Pocas cosas dicen más sobre una región alemana que la forma en que organiza sus fiestas callejeras. Alemania tiene una profunda tradición de desfiles y carnavales, y para un recién llegado, son una de las maneras más fáciles y alegres de sentirse parte del lugar donde ahora vive. Este capítulo es una guía práctica sobre los carnavales y desfiles callejeros alemanes como eventos a los que puedes asistir y en los que puedes participar: qué sucede, cuándo y dónde sucede, y cómo unirte sin sentirte como un extraño. Nos centramos en la experiencia. Si quieres conocer el contexto cultural más profundo —qué significan estas costumbres y cómo encajan en el año alemán— nuestro capítulo sobre Fiestas alemanas y tradiciones locales cubre el significado, mientras que el Panorama general de los principales festivales alemanes Este capítulo abarca el calendario más amplio en el que se inserta.
Karneval, Fasching y Fastnacht: la quinta temporada de Alemania
La mayor tradición de desfiles del país recibe diferentes nombres según la región. En Renania (Colonia, Düsseldorf, Bonn, Maguncia) se llama Carnaval. En Baviera y gran parte del sureste, y al otro lado de la frontera, en Austria, la misma época se conoce como Fasching. En el suroeste suabo-alemán se llama Fastnacht, a menudo abreviado como Fasnet, y es una tradición genuinamente diferente a la que volveremos más adelante. Cualquiera que sea el nombre local, se trata de un período, no de un solo día. Los alemanes, medio en broma, lo llaman la «quinta estación» (die fünfte Jahreszeit), y se inaugura oficialmente el 11 de noviembre a las 11:11 con un primer estallido de disfraces y discursos, para luego entrar en calma durante el invierno antes de resurgir con fuerza en la última semana antes de la Cuaresma.
Esa última semana es la que la mayoría de los visitantes imaginan. Comienza con el Weiberfastnacht, el jueves del "carnaval femenino", cuando la tradición dicta que las mujeres corten las corbatas de los hombres con tijeras; así que, si llevas corbata a la oficina ese día en una ciudad con Carnaval, prepárate para perderla y usa una que no te importe sacrificar. Las celebraciones se intensifican durante el fin de semana y alcanzan su punto álgido el Rosenmontag (Lunes de Carnaval), día de los enormes desfiles principales, antes de disminuir el Faschingsdienstag (Martes de Carnaval) y terminar abruptamente el Aschermittwoch (Miércoles de Ceniza), cuando comienza la Cuaresma y la fiesta termina oficialmente.
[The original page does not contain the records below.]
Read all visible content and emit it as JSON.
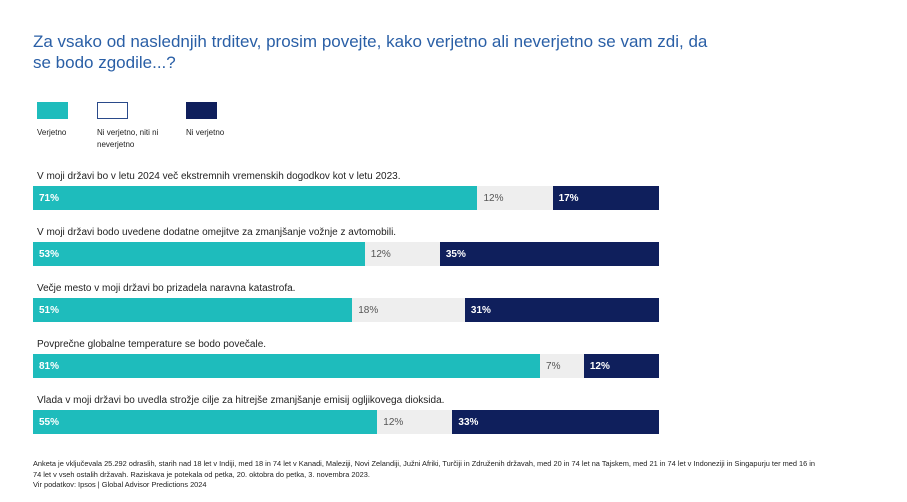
{
  "title": "Za vsako od naslednjih trditev, prosim povejte, kako verjetno ali neverjetno se vam zdi, da se bodo zgodile...?",
  "colors": {
    "likely": "#1ebcbc",
    "neutral": "#eeeeee",
    "unlikely": "#0f1f5c"
  },
  "chart_data": {
    "type": "bar",
    "orientation": "horizontal",
    "stacked": true,
    "title": "Za vsako od naslednjih trditev, prosim povejte, kako verjetno ali neverjetno se vam zdi, da se bodo zgodile...?",
    "legend": [
      "Verjetno",
      "Ni verjetno, niti ni neverjetno",
      "Ni verjetno"
    ],
    "legend_position": "top-left",
    "categories": [
      "V moji državi bo v letu 2024 več ekstremnih vremenskih dogodkov kot v letu 2023.",
      "V moji državi bodo uvedene dodatne omejitve za zmanjšanje vožnje z avtomobili.",
      "Večje mesto v moji državi bo prizadela naravna katastrofa.",
      "Povprečne globalne temperature se bodo povečale.",
      "Vlada v moji državi bo uvedla strožje cilje za hitrejše zmanjšanje emisij ogljikovega dioksida."
    ],
    "series": [
      {
        "name": "Verjetno",
        "values": [
          71,
          53,
          51,
          81,
          55
        ],
        "labels": [
          "71%",
          "53%",
          "51%",
          "81%",
          "55%"
        ]
      },
      {
        "name": "Ni verjetno, niti ni neverjetno",
        "values": [
          12,
          12,
          18,
          7,
          12
        ],
        "labels": [
          "12%",
          "12%",
          "18%",
          "7%",
          "12%"
        ]
      },
      {
        "name": "Ni verjetno",
        "values": [
          17,
          35,
          31,
          12,
          33
        ],
        "labels": [
          "17%",
          "35%",
          "31%",
          "12%",
          "33%"
        ]
      }
    ],
    "xlim": [
      0,
      100
    ]
  },
  "footnote": {
    "line1": "Anketa je vključevala 25.292 odraslih, starih nad 18 let v Indiji, med 18 in 74 let v Kanadi, Maleziji, Novi Zelandiji, Južni Afriki, Turčiji in Združenih državah, med 20 in 74 let na Tajskem, med 21 in 74 let v Indoneziji in Singapurju ter med 16 in 74 let v vseh ostalih državah. Raziskava je potekala od petka, 20. oktobra do petka, 3. novembra 2023.",
    "line2": "Vir podatkov: Ipsos | Global Advisor Predictions 2024"
  }
}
Todo es ruidoso, cálido, con mucha bebida y acogedor, y los extranjeros no solo son tolerados, sino que se les invita activamente a participar.
Renania cuenta con tres grandes bastiones, cada uno con su propia personalidad y su propio grito de guerra. Colonia es la más grande y famosa; su Rosenmontagszug (la procesión del Lunes de Carnaval) recorre kilómetros y atrae a cerca de un millón de personas a las calles, y el saludo que se escucha entre la multitud durante toda la semana es "Kölle Alaaf" (aproximadamente, "Colonia por encima de todo"). En el carnaval de Colonia también se puede conocer a los Funkenmariechen, los bailarines uniformados que forman parte de las compañías carnavalescas tradicionales. Düsseldorf, la amistosa rival de Colonia río arriba del Rin, grita "Helau" y es famosa por sus Mottowagen: carrozas satíricas que convierten a políticos y acontecimientos actuales en gigantescas caricaturas de papel maché, a menudo más mordaces y provocadoras que cualquier otra cosa que se pueda ver en otro lugar. Maguncia, la tercera del trío y capital del carnaval del suroeste de Renania, también grita "Helau" y es especialmente conocida por su tradición de sátira política escenificada.
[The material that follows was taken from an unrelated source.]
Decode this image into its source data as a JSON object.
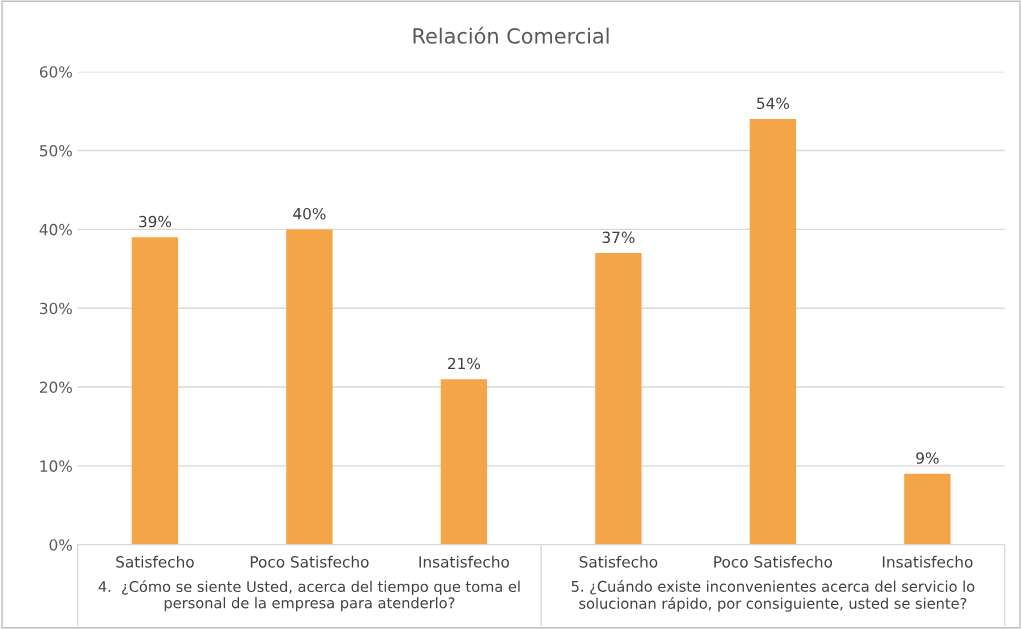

Varias cosas suceden a la vez durante un desfile de Renania, y conocer el vocabulario ayuda a disfrutarlo. Desde las carrozas, los participantes disfrazados lanzan Kamelle (dulces, chocolates y pequeños regalos) a la multitud, y los niños (y muchos adultos) se apresuran a atraparlos, por lo que un grito de "¡Kamelle!" es una invitación a levantar las manos. Lejos del recorrido del desfile, en pabellones y carpas abarrotadas, el otro gran ritual de la temporada es el Büttenrede, un discurso cómico o satírico pronunciado desde un atril simulado llamado Bütt, que se burla de la política local y la vida cotidiana. Los disfraces están por todas partes y son esperados: este es un evento participativo, no un deporte para espectadores, y presentarse con ropa normal te delata más que cualquier disfraz. Para saber qué significa todo esto en realidad (por qué Renania se desata de esta manera y por qué el norte y el este apenas celebran la temporada), consulte nuestro capítulo sobre Fiestas y tradiciones alemanas.
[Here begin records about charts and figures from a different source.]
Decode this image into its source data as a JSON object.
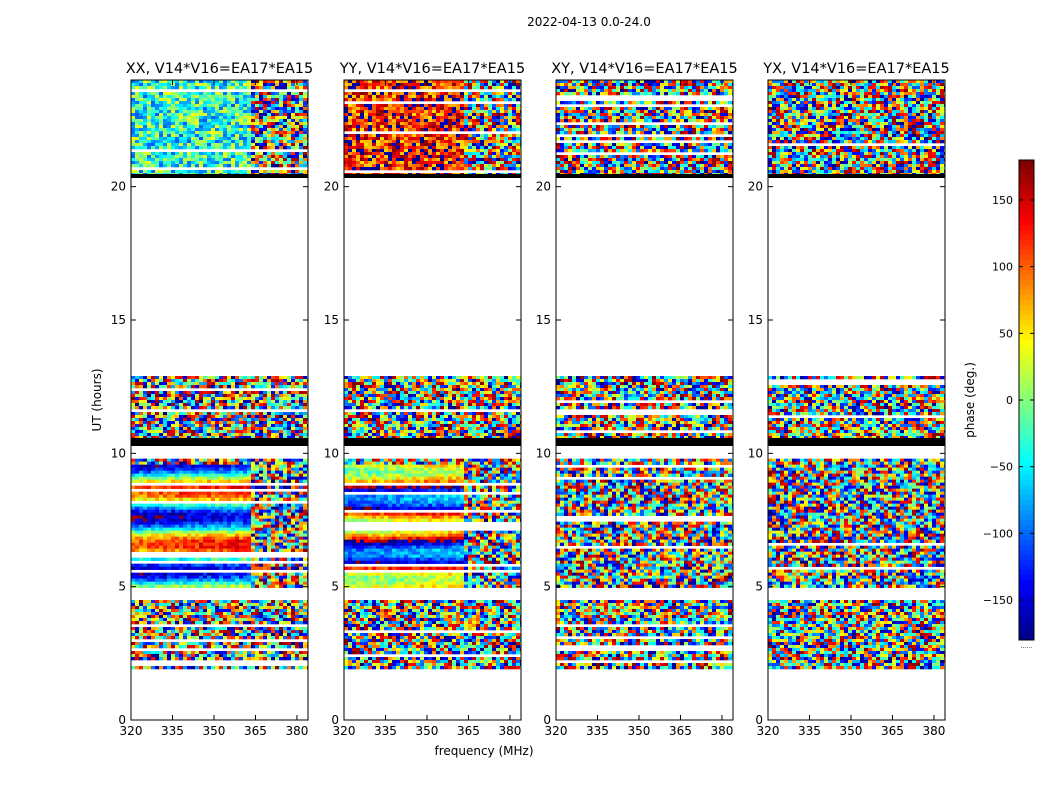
{
  "figure_title": "2022-04-13 0.0-24.0",
  "chart_data": {
    "type": "heatmap",
    "xlabel": "frequency (MHz)",
    "ylabel": "UT (hours)",
    "xlim": [
      320,
      384
    ],
    "ylim": [
      0,
      24
    ],
    "x_ticks": [
      320,
      335,
      350,
      365,
      380
    ],
    "y_ticks": [
      0,
      5,
      10,
      15,
      20
    ],
    "panels": [
      {
        "title": "XX, V14*V16=EA17*EA15",
        "coherence": 0.85,
        "base_phase": -30
      },
      {
        "title": "YY, V14*V16=EA17*EA15",
        "coherence": 0.85,
        "base_phase": 130
      },
      {
        "title": "XY, V14*V16=EA17*EA15",
        "coherence": 0.0,
        "base_phase": 0
      },
      {
        "title": "YX, V14*V16=EA17*EA15",
        "coherence": 0.0,
        "base_phase": 0
      }
    ],
    "time_segments_hours": [
      [
        2.0,
        4.5
      ],
      [
        5.0,
        9.8
      ],
      [
        10.5,
        12.9
      ],
      [
        20.5,
        24.0
      ]
    ],
    "colorbar": {
      "label": "phase (deg.)",
      "range": [
        -180,
        180
      ],
      "ticks": [
        -150,
        -100,
        -50,
        0,
        50,
        100,
        150
      ],
      "tick_labels": [
        "−150",
        "−100",
        "−50",
        "0",
        "50",
        "100",
        "150"
      ],
      "colormap": "jet",
      "footnote": "......"
    }
  }
}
También es útil saber que los desfiles son la muestra pública de una organización mucho más grande y antigua. El carnaval de Renania está organizado por sociedades carnavalescas (Karnevalsgesellschaften), algunas con más de un siglo de antigüedad, y en Colonia la temporada está simbólicamente liderada por el Dreigestirn («triunvirato»): el Prinz (Príncipe), el Bauer (Campesino) y la Jungfrau (Doncella, tradicionalmente interpretada por un hombre). Mucho antes del Rosenmontag, a partir de enero, las sociedades organizan galas en interiores conocidas como Sitzungen o Prunksitzungen: veladas con entrada, con Büttenreden, grupos de baile, bandas de música y canciones de carnaval, que se celebran en salones de toda la región. Si no te gusta el bullicio al aire libre, una Sitzung es una forma más cálida y estructurada de experimentar la cultura, aunque las entradas para las más conocidas se agotan rápidamente y conviene reservarlas con semanas de antelación.
El Fasnet suabo-alemán: más antiguo, más extraño, maravilloso
Si tu única imagen del carnaval alemán es la alegre versión de Renania, con sus dulces y lanzamiento de caramelos, el suroeste te sorprenderá. En la región de Suabia-Alemania —la zona que rodea la Selva Negra, el Alto Rin y el lago de Constanza, incluyendo ciudades como Rottweil, Villingen y Elzach— el carnaval se llama Fastnacht o Fasnet, y es una celebración mucho más antigua y folclórica. En lugar de carrozas satíricas y música pop, las calles se llenan de figuras con máscaras de madera talladas a mano (Larven o Holzmasken) y elaborados disfraces llamados Häs, que a menudo representan brujas, bufones, animales y espíritus salvajes. El ambiente general no es de comedia política, sino más bien de un ritual popular vivo: arraigado, un tanto misterioso y con siglos de historia.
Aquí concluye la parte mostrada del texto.